One-off Purchase Costs
When buying property in the Philippines, expect one-off costs that can add significantly to your overall expenses. These typically include transfer taxes, notary fees, registration fees, and legal or conveyancing fees.
- Transfer tax: usually around 0.5% to 1.5% of the property's sale price, depending on the region.
- Notary costs can vary but typically range from 1% to 2% of the purchase price.
- Registration fees can be around 0.25% of the property's value.
Total Percentage to Budget
On top of the purchase price, budget approximately 6% to 8% for these one-off costs. This range will depend on the specific fees applicable in your region.
It's wise to involve a qualified local lawyer to better understand these potential expenses.
Worked Example
If you are considering a property priced at the typical median asking price of €184,000, you should be prepared for one-off costs.
Using a conservative estimate of 7% for total buying costs, this would result in an additional €12,880, bringing the overall cost to about €196,880.
Recurring Costs of Ownership
As a property owner, be aware of recurring costs such as annual property tax, community or condominium fees, utility bills, and insurance.
Annual property taxes generally fall between 1% to 2% of the property's assessed value.
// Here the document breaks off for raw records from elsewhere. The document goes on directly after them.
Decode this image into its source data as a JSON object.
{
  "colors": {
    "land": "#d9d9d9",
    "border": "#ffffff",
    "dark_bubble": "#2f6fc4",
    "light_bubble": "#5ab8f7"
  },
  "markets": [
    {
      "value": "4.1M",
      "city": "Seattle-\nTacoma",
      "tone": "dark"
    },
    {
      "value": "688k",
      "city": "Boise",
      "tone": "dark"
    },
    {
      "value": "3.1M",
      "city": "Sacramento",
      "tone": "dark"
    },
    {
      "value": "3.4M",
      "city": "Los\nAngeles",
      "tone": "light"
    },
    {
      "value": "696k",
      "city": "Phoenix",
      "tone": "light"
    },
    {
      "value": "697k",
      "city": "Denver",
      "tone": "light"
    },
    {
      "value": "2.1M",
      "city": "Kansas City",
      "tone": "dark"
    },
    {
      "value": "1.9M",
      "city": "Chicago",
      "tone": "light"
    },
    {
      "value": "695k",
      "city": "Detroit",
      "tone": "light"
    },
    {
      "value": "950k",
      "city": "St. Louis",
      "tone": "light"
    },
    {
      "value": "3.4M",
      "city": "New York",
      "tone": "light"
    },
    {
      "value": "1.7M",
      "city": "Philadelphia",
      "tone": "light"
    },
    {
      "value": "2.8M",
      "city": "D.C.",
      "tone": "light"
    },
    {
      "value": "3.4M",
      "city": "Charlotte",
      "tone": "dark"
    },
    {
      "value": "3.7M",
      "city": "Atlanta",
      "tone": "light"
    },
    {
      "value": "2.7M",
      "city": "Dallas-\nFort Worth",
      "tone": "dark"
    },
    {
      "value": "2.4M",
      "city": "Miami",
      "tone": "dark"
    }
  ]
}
Utility costs will depend on consumption and local rates.
- Community or condo fees can vary widely, generally ranging from €20 to €150 per month.
- Insurance costs can range around €100 to €300 annually, depending on coverage.
Mortgage Costs for Non-residents
Non-residents seeking a mortgage in the Philippines may face stricter loan-to-value ratios and potentially higher interest rates than locals.
It is important to note that terms can vary widely by bank, and consulting with a local financial advisor or bank is advisable.
Seeking Professional Guidance
Due to the complexities involved in the property-buying process, seeking guidance from a qualified local lawyer or accountant is strongly recommended.
Ensure that any advice is verified with official sources to get the most accurate and current information.
Frequently asked questions
What is the transfer tax when buying property in the Philippines?
The transfer tax typically ranges from 0.5% to 1.5% of the property's sale price, varying by region.
How much should I budget for buying costs in total?
You should budget approximately 6% to 8% in addition to the purchase price for one-off costs.
What are the annual costs associated with owning property?
Annual costs include property tax (1% to 2%), utility bills, and possibly community or condo fees.
Can non-residents secure a mortgage in the Philippines?
Yes, but non-residents may face more stringent terms; it's best to consult with a local bank.
Is it necessary to hire a local lawyer when buying property?
Yes, to navigate local regulations and ensure compliance, engaging a qualified local lawyer is advisable.
This guide is general information, not legal, tax or immigration advice. Rules change — verify the current position with official sources and a qualified professional before acting. Last reviewed July 2026.